34 – Participações na gestão das cidades.
Nos assentamentos urbanos, a
conformação do espaço é viabilizada através de relações variadas: relações
econômicas, relações culturais, relações políticas, etc.. Há
convivências. Há coexistências. A organização e a administração dessas relações
possuem alguma relevância, pois conflitos e/ou descompassos não são raros.
A governança de assentamentos
urbanos pode ser balizada por saberes técnicos e, entrelaçadamente, abranger
considerações de quem vivencia esses assentamentos. A expressão “plano diretor”
está relacionada tanto a leis municipais eminentemente tecnocratas quanto a
leis desenvolvidas mediante processos participativos e democráticos. Para
Maricato (2000, p. 175), a "gestão democrática das cidades" trazida a
debate durante as décadas de 1980 e 1990 no Brasil representa “o desejo de ver
ações que fossem além dos planos”.
A Lei Federal 10257/2001,
denominada “Estatuto da Cidade”, discrimina dentre as diretrizes gerais da
política urbana a “gestão democrática por meio da participação da população e
de associações representativas dos vários segmentos da comunidade na
formulação, execução e acompanhamento de planos, programas e projetos de
desenvolvimento urbano” (vide o inciso II do art. 2º dessa Lei Federal
10257/2001).
Da Constituição Federal, uma
vez considerada a Emenda Constitucional nº 71/2012, observo que o art. 216-A
faz referência à organização do Sistema Nacional de Cultural “em regime de
colaboração, de forma descentralizada e participativa”, de maneira a ser
instituído “um processo de gestão e promoção conjunta de políticas públicas de
cultura, democráticas e permanentes, pactuadas entre os entes da Federação e a
sociedade, tendo por objetivo promover o desenvolvimento humano, social e
econômico com pleno exercício dos direitos culturais”. Da Política Nacional de
Biodiversidade, trazida pelo Decreto Federal 4339/2002, observo que o princípio
enunciado pelo inciso XX do item 1, ao tratar da “gestão da biodiversidade” faz
referência ao “caráter integrado, descentralizado e participativo, permitindo
que todos os setores da sociedade brasileira efetivamente, acesso aos
benefícios gerados por sua utilização”.
Hobsbawn (2007, p. 111), ao
discorrer sobre perspectivas da democracia durante o século XX, sustenta que, “(...)

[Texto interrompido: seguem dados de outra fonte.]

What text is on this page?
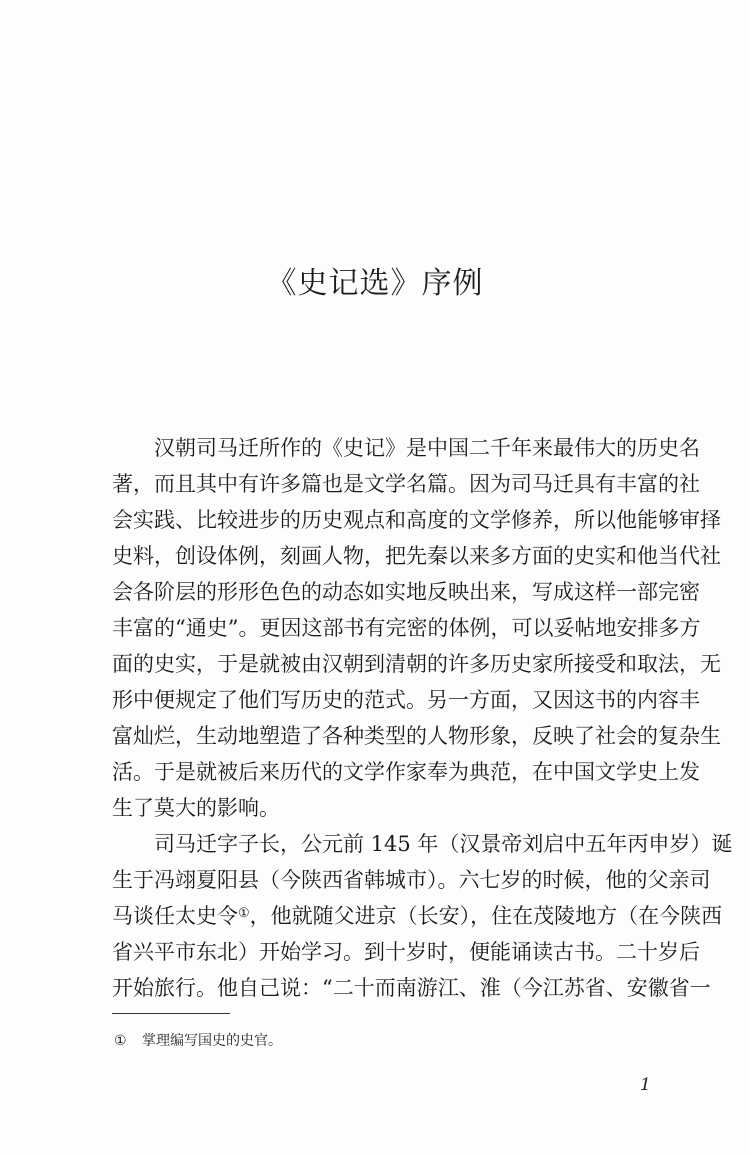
《史记选》序例
汉朝司马迁所作的《史记》是中国二千年来最伟大的历史名
著，而且其中有许多篇也是文学名篇。因为司马迁具有丰富的社
会实践、比较进步的历史观点和高度的文学修养，所以他能够审择
史料，创设体例，刻画人物，把先秦以来多方面的史实和他当代社
会各阶层的形形色色的动态如实地反映出来，写成这样一部完密
丰富的“通史”。更因这部书有完密的体例，可以妥帖地安排多方
面的史实，于是就被由汉朝到清朝的许多历史家所接受和取法，无
形中便规定了他们写历史的范式。另一方面，又因这书的内容丰
富灿烂，生动地塑造了各种类型的人物形象，反映了社会的复杂生
活。于是就被后来历代的文学作家奉为典范，在中国文学史上发
生了莫大的影响。
司马迁字子长，公元前 145 年（汉景帝刘启中五年丙申岁）诞
生于冯翊夏阳县（今陕西省韩城市）。六七岁的时候，他的父亲司
马谈任太史令①，他就随父进京（长安），住在茂陵地方（在今陕西
省兴平市东北）开始学习。到十岁时，便能诵读古书。二十岁后
开始旅行。他自己说：“二十而南游江、淮（今江苏省、安徽省一
① 掌理编写国史的史官。
1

na democracia liberal, dar atenção à vontade do povo torna mais difícil o ato
de governar”, sendo que a “vontade do povo” julga mais os resultados de
projetos do que os projetos propriamente. Percebo que o efeito dos desagrados
ao povo é desproporcionalmente maior que o efeito dos agrados. Considero pertinentes
debates que contraponham a percepção de desagrados pretensamente momentâneos à
perspectiva de posteriores agrados pretensamente duradouros.
Hertzberger (1999, p. 113), ao
apresentar comentários acerca do projeto arquitetônico de um centro
comunitário, afirma o seguinte:
“O que
os indivíduos conseguem em seus domínios privados não é necessariamente
conseguido por um grupo num espaço comunitário. O projeto é um exemplo do que
acontece quando se dá demasiada liberdade ao usuário. O resultado é
desapontador quando se compara com a riqueza das possibilidades espaciais que
um arquiteto poderia ter oferecido a eles”.
Em relação à organização e à
gestão territorial, observo que a diversidade de leis e demais normas, a
coordenação desarticulada e/ou fragmentária entre instituições que apresentam
alguma responsabilidade fundiária e a limitação de transparência de ações e de
planejamentos governamentais prejudicam a efetividade da participação popular.
Impor ações em sequência ao
que é definido unilateralmente não fica justificado por alegações de ausência
ou limitação de capacidade de participação popular na gestão das cidades.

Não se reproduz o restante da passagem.